Various GDPR provisions specify risk and damage categories, from which it can be derived which "rights and freedoms" it wants to protect, which risks it wants to avoid and which damage it wants to prevent.

Thus, it follows from Rec. 75, 83 (3) and 85 (1) GDPR that, in addition to preventing the occurence of “material damage” and “financial loss”, the GDPR also aims to prevent “other significant economic disadvantage”, because such damages could also be the consequence of the processing of personal data.

Only a few provisions use the term "damage": Art. 47 II f, 82 and 83 II a/c as well as EC 94 (2), 146 and 148 (3) GDPR. In the absence of further concretisation of the concept of damage, it is also unclear whether every breach of the GDPR already constitutes damage or whether a further (possibly noticeable) impairment of the “rights and freedoms” must be added.

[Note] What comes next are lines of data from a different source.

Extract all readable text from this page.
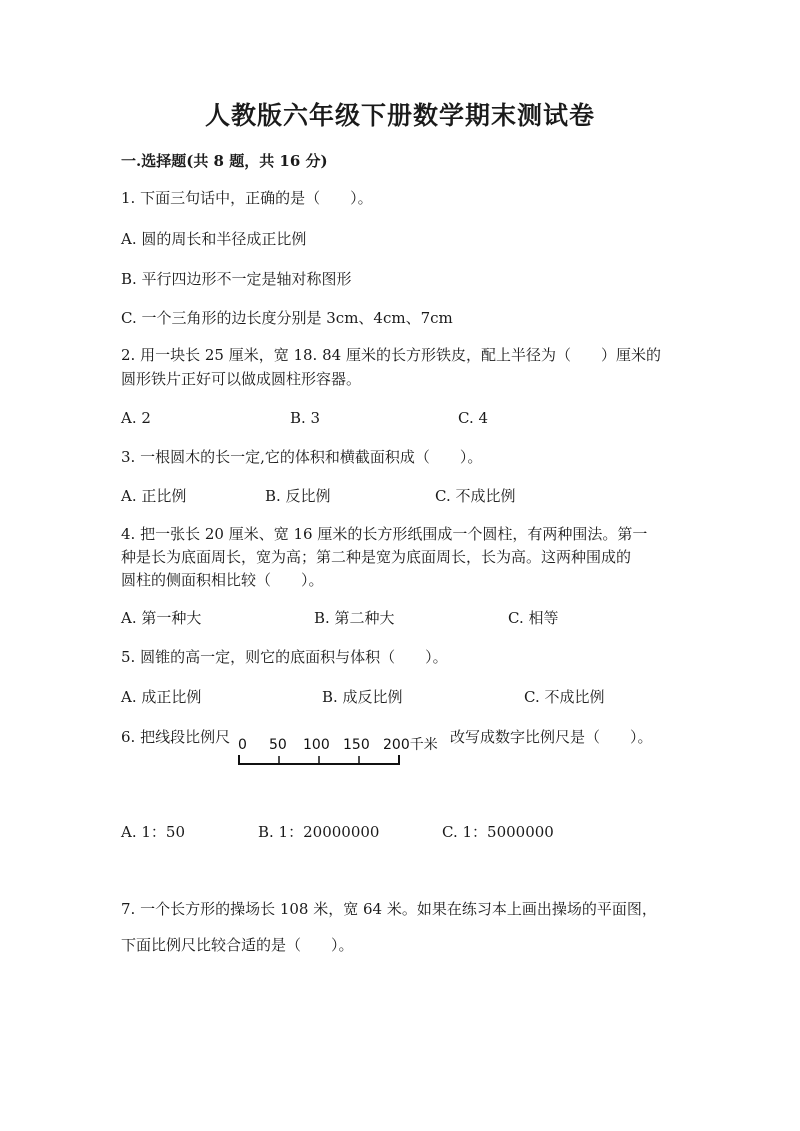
人教版六年级下册数学期末测试卷
一.选择题(共 8 题，共 16 分)
1. 下面三句话中，正确的是（　　）。
A. 圆的周长和半径成正比例
B. 平行四边形不一定是轴对称图形
C. 一个三角形的边长度分别是 3cm、4cm、7cm
2. 用一块长 25 厘米，宽 18. 84 厘米的长方形铁皮，配上半径为（　　）厘米的
圆形铁片正好可以做成圆柱形容器。
A. 2	B. 3	C. 4
3. 一根圆木的长一定,它的体积和横截面积成（　　）。
A. 正比例	B. 反比例	C. 不成比例
4. 把一张长 20 厘米、宽 16 厘米的长方形纸围成一个圆柱，有两种围法。第一
种是长为底面周长，宽为高；第二种是宽为底面周长，长为高。这两种围成的
圆柱的侧面积相比较（　　）。
A. 第一种大	B. 第二种大	C. 相等
5. 圆锥的高一定，则它的底面积与体积（　　）。
A. 成正比例	B. 成反比例	C. 不成比例
6. 把线段比例尺 0 50 100 150 200千米 改写成数字比例尺是（　　）。
A. 1：50	B. 1：20000000	C. 1：5000000
7. 一个长方形的操场长 108 米，宽 64 米。如果在练习本上画出操场的平面图，
下面比例尺比较合适的是（　　）。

Many GDPR provisions refer to the "rights and freedoms" of natural persons or data subjects that would be protected [Tile R.01]. However, it does not explicitly state which "rights and freedoms" are meant. The relationship between data protection infringement, impairment of “rights and freedoms” and harm therefore still raises many unresolved questions.

A purely harm-based approach is more commonly associated with US law. The harm-based approach focuses more on high penalties/fines for causing harm (rather than on the idea of risk prevention) and more on the use of the data (rather than on its collection and gathering). Many data protectionists consider the rights-based and/or risk-based approach of the GDPR superior [on the latter, see Tile BC.02].